What registers high on the perspiration meter are the demands placed on the actors. Emily Benjamin (pictured above) squeezes such pathos out of Kate Monster, such yearning and hope, that you can barely believe it’s a puppet who is pulling our heartstrings. She nails the first act closer, “There’s A Fine, Fine Line” like a diva, never mind a muppet. She also voices Lucy The Slut, whose pole dance is indescribable and very much “in the best possible taste” (Kenny Everett fans will know). Whether Ms Benjamin gets double rates, I doubt, but God knows she deserves it!
Keeping up with her is the sweet singing Noah Harrison, catching Princeton’s naive decency mixed with commitment anxiety one moment and doubling to portray Rod’s wrestle with the door to the closet the next. Both are highly skilled puppeteers to boot and, if the legendary sex scene is anything to go by, possess imaginative talents elsewhere too.
The support cast also have a lot of fun, with Amelia Kinu-Muus sounding rather more like the Slovenian Melania Trump than a Japanese-American, but it works. She rocks a wedding dress (Jean Chan’s beautifully observed costumes tell a story on their own) and goes full belt with "The More You Ruv Someone" - a damn near showstopper!
A word too for smiley Gary, the handyman, Dionne Ward-Anderson delivering on a somewhat thankless task as the (likely forgotten) child star of Diff’rent Strokes, and saddled with the funny but somewhat mean number, “Schadenfreude”. Look, we love Gary too!!

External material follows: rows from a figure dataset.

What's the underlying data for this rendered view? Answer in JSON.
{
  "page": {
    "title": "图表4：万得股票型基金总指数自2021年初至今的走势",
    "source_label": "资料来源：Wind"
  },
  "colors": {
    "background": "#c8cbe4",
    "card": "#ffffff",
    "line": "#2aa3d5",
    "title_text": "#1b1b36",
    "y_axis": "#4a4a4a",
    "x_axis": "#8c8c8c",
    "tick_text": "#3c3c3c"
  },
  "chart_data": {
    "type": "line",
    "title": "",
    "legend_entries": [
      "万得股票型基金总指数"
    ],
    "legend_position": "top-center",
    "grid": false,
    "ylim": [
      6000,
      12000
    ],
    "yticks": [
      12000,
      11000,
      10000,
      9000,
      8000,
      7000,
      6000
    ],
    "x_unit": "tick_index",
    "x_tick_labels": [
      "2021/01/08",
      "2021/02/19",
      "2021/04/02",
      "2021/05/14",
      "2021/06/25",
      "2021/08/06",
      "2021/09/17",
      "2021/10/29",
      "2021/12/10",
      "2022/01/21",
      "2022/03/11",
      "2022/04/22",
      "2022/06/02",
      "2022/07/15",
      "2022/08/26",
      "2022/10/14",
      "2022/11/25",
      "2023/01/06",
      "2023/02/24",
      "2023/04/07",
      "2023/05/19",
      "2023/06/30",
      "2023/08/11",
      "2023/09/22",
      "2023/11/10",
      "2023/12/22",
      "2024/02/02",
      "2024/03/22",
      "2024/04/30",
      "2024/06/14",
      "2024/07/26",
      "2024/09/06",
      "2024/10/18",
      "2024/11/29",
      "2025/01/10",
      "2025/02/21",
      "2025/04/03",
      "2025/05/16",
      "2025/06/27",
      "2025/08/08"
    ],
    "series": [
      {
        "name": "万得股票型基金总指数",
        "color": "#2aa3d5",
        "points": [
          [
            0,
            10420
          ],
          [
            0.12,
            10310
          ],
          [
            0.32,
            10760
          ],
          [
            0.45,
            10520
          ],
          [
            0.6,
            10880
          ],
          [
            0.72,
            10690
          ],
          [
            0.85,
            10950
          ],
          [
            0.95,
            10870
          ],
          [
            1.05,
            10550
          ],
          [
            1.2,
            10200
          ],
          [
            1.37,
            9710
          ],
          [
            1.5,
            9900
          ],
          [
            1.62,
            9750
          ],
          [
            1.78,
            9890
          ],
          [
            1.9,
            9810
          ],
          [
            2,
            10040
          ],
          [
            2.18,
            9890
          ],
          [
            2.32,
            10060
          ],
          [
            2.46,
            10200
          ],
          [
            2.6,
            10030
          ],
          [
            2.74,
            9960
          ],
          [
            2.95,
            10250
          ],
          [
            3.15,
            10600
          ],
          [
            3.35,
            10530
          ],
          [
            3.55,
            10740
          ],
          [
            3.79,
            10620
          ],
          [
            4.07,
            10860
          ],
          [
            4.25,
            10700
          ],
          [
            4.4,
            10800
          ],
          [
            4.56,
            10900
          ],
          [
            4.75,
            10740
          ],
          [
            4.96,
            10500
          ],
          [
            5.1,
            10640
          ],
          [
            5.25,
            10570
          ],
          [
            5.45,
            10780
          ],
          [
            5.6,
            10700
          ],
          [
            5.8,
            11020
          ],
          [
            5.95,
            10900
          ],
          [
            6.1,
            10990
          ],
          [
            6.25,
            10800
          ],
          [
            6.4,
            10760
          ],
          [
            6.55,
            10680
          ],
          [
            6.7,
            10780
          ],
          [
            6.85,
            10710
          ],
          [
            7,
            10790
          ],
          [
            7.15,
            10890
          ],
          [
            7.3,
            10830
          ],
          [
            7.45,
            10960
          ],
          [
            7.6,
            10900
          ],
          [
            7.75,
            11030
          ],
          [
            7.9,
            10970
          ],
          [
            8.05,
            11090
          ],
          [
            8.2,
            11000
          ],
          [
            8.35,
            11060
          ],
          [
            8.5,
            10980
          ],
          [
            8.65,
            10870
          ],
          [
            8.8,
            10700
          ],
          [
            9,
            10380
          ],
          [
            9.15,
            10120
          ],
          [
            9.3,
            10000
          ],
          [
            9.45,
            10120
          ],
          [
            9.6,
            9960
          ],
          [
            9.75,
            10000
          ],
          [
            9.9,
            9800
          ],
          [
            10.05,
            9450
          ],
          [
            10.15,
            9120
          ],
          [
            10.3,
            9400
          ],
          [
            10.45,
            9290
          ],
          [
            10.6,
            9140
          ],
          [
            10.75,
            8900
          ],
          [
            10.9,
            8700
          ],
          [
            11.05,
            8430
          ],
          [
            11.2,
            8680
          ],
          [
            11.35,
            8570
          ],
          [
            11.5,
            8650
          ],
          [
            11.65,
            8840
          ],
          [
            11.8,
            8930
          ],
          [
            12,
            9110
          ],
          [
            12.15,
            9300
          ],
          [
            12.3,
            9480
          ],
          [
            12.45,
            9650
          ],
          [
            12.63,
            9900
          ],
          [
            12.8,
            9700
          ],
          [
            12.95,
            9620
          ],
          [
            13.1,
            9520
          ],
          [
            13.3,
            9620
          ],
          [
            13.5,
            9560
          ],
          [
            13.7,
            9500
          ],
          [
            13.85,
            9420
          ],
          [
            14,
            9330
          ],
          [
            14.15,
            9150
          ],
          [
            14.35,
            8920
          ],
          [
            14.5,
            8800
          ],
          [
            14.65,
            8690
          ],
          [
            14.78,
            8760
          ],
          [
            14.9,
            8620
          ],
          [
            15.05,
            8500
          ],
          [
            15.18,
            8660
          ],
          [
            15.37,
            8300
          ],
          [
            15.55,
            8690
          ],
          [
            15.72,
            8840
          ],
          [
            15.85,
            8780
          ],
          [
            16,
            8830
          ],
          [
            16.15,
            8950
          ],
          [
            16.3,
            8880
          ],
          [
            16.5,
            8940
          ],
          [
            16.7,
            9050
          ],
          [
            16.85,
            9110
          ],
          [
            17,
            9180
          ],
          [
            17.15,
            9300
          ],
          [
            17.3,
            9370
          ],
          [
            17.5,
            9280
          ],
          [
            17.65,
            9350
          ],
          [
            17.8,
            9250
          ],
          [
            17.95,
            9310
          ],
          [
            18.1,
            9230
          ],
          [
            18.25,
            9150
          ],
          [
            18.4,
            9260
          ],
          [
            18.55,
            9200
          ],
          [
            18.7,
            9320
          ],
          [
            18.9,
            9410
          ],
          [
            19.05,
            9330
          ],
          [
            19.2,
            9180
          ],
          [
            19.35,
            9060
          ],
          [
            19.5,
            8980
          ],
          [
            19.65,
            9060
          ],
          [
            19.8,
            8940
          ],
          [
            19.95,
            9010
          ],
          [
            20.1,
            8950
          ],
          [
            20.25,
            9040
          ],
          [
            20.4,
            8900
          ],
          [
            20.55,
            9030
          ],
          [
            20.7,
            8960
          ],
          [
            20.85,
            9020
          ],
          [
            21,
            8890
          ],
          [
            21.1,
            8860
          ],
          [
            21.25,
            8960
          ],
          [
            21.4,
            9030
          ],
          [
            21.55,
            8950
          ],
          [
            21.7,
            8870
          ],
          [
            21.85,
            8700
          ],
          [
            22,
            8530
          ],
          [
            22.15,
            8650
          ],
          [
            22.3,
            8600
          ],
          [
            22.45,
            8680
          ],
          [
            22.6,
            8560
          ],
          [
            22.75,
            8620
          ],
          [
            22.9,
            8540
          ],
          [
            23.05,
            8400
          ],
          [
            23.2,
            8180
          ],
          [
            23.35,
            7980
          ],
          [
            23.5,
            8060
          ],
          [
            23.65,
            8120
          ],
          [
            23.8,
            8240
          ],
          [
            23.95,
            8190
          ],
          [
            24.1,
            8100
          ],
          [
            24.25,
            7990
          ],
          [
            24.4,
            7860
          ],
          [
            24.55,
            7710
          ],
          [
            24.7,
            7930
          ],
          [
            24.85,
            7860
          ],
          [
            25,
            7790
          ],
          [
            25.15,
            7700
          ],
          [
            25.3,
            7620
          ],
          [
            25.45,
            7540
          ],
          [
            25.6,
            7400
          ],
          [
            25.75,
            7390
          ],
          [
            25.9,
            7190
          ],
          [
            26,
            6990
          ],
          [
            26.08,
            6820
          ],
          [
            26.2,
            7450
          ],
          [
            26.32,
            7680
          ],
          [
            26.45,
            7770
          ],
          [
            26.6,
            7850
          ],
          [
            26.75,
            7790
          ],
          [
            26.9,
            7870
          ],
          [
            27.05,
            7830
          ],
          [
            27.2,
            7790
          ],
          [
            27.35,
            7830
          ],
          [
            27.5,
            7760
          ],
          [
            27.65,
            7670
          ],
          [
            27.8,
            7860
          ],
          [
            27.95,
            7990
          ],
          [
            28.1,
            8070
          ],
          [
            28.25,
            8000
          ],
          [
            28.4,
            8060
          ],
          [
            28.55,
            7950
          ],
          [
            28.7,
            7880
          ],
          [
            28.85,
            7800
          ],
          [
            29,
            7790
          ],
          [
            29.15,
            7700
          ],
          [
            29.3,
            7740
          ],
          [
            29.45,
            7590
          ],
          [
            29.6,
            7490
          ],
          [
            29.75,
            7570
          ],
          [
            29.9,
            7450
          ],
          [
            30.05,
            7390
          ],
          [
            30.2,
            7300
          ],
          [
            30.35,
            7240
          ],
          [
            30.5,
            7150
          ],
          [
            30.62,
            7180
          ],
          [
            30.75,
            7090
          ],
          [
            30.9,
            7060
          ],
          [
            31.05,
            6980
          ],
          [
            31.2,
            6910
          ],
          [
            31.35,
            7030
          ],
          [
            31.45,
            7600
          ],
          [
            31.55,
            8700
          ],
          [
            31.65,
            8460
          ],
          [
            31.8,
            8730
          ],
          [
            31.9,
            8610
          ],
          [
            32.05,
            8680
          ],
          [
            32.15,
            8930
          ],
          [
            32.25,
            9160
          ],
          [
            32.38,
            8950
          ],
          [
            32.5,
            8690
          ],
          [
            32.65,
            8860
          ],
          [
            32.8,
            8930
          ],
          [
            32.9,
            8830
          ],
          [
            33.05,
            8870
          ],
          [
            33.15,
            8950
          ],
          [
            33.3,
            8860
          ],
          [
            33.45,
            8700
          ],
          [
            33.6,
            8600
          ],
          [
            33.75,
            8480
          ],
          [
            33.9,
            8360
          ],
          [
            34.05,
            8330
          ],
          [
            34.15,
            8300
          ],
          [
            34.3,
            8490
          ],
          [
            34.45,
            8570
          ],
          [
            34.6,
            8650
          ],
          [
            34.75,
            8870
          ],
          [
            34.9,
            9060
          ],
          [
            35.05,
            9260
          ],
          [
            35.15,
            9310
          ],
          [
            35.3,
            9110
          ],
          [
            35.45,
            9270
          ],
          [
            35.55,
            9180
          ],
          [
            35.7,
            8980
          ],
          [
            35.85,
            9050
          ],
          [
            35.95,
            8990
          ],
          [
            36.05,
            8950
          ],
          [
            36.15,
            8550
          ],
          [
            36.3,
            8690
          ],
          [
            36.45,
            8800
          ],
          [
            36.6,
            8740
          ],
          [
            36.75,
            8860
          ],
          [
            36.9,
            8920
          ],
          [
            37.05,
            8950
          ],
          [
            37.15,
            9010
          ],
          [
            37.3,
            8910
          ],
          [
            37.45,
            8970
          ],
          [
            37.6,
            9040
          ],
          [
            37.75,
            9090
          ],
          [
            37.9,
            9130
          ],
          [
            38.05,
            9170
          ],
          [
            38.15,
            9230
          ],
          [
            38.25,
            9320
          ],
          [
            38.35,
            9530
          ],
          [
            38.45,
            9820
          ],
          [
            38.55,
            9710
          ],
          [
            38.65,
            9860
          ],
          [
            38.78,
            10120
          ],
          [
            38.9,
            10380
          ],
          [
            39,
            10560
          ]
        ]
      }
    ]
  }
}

Jason Moore is back in the director’s chair, so the handful of updates do not intrude on the show’s unique territory staked out between bad taste and wholesome warmth, any temptation to sanitise the language or soothe millennial sensibilities resisted.
The greatest triumph of this fantastically entertaining show is how its message is as forthright now as it was then, and needed more than ever. If we can accept ourselves for who we are, then we can accept others for who they are too - and vice versa. And every generous act, every withdrawal made on the empathy account, every cautious extension of the benefit of the doubt, makes the world a better place for all of us.
Oh, and reports in the press today valuing Only Fans at $3B suggest that Trekkie Monster wasn’t a bad judge of business after all. I’d just be a bit careful about shaking hands on that deal to fund Kate’s Monstersori school, that’s all.